こんな事いつもの事なので、特に騒ぐ必要もないがその分心臓に悪い。
リキッドもどうようなので気を落ち着けようと辺りを見渡す。
しかしそんな事は度台無理な話であった。
この兄の部屋に落ち着けるような物があったらそれはそれで怖いのだ。
今日にしても何だか訳のわからない祭壇に『帝月作』と書いた札が何枚も重ねて貼り付けられていたり、怪しい装飾の髑髏や無数の藁人形が置いてある。
そこでリキッドは、その祭壇の真中に異質な物を見つけた。
祭壇に供えられているかのようにおかれた、真新しいマフラー。
「忍にーちゃん。あのマフラーは?」
リキッドがそう問うと、忍はにっと口元を歪めて答えた。
「…汚物子がくれた…。」
「汚物子ってーと…。」
「彼女…。
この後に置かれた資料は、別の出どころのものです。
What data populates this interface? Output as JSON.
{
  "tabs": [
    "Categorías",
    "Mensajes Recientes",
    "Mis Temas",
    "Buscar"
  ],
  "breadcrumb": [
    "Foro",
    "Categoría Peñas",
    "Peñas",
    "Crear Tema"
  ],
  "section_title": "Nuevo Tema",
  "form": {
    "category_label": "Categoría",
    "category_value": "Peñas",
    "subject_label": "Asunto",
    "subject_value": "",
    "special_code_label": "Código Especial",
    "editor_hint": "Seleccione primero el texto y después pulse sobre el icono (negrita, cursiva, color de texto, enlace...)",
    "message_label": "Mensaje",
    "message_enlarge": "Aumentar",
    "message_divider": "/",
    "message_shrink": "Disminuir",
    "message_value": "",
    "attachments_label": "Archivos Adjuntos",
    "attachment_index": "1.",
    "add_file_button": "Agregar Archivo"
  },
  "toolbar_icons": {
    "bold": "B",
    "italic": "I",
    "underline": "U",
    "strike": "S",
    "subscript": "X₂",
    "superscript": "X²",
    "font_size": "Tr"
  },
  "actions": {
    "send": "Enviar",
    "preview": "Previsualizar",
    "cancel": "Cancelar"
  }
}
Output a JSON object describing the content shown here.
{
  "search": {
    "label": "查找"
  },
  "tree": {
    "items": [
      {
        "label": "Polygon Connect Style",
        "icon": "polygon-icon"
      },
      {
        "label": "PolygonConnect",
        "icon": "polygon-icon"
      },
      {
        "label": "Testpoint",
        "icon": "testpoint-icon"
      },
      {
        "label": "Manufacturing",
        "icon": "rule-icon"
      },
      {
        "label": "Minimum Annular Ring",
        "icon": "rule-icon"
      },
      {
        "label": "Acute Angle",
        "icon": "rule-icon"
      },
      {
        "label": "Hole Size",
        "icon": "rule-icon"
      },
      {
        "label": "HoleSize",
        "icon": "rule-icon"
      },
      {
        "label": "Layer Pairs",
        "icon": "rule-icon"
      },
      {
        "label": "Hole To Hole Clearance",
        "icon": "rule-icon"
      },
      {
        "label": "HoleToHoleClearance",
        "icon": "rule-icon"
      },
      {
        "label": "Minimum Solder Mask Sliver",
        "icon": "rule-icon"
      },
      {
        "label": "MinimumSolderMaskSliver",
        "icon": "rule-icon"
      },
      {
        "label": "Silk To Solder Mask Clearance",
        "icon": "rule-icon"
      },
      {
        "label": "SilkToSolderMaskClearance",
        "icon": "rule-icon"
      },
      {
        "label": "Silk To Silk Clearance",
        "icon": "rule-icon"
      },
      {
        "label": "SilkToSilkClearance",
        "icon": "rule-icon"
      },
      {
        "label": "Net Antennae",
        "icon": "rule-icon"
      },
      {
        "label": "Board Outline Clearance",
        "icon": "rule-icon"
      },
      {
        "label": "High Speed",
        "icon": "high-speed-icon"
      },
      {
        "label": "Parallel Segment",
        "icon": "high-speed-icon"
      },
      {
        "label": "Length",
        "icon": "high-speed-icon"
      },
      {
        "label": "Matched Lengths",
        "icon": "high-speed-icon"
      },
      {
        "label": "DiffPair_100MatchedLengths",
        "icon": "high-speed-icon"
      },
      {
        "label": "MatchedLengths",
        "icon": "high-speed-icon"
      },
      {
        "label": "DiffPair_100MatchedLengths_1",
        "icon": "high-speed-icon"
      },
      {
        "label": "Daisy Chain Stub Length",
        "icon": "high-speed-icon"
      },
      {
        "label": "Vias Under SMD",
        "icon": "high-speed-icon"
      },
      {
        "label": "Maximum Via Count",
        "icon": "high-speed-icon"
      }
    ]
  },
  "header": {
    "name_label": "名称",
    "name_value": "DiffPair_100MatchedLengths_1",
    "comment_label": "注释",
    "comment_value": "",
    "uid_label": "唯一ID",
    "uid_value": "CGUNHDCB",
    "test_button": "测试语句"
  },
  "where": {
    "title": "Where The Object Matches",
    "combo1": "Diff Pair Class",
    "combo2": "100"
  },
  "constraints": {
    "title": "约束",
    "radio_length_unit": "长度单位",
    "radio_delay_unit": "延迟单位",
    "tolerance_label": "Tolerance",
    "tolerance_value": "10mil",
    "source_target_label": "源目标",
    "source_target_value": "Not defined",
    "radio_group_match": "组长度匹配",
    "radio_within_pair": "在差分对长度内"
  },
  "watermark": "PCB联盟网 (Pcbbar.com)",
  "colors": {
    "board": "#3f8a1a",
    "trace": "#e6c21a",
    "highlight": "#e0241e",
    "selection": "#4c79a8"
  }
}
」
乱世とリキッドは、その場で血の気が引くのを感じた。
「か…彼女?」
胸中は慌てふためいていたが、乱世は冷静を装って口を開いた。
「い…いいたのか。忍。」
「うん。」
「どどどど、どんな子なんだ?」
震える口元に無理やり笑顔を作り、乱世は聞いた。しかし答えは返ってこなかった。
どうやら「どんな子」というのを考えているようだった。
「………。」
「し…忍?」
黙りこくってしまった弟に、乱世は恐る恐る名をよんだ。
みかねてリキッドが助け舟を出す。
「にーちゃん。まさかサイコ系のちょっと(かなり)やばめの女じゃねーだろな。」
忍は一瞬キョト、っと目を丸くすると、いきなり体を丸めて震えだした。
「……ふ、ふふふふふふふふふふ…。」
「に?にーちゃ…?」
どうやら笑っているようだ。忍はひとしきり笑う(?)とのっそりと顔をあげた。
「そうだねえ…。」
「な、何が?」
「忍もね。前はそんな子を好きになるんじゃないかなって…思ってたんだよ。」
いまいち忍の言いたいことがわからない。乱世とリキッドはそう思って顔を見合わせた。
「そう言う子だときっと忍も楽しいんじゃないかな…って、思ってたんだ。でも違った。」
「違ったって言うと…?」
「彼女って楽しい人でもあるけど、そのよりも一緒にいてあたたかくなれるものなんだよね。」
「……。」
乱世とリキッドは兄弟の顔をまじまじと見た。
あたたかい、もの。
彼はずっとそんなものを欲していたのだろうか。
知っての通り忍はあたたかいものとは無縁な男だった。
それは彼の性格からか、それとも彼の本質からなのか、彼はあたたかいものを欲している風には見えなかった。
しかし、やはり彼も人として、あたたかいものに飢えていたのだろうか。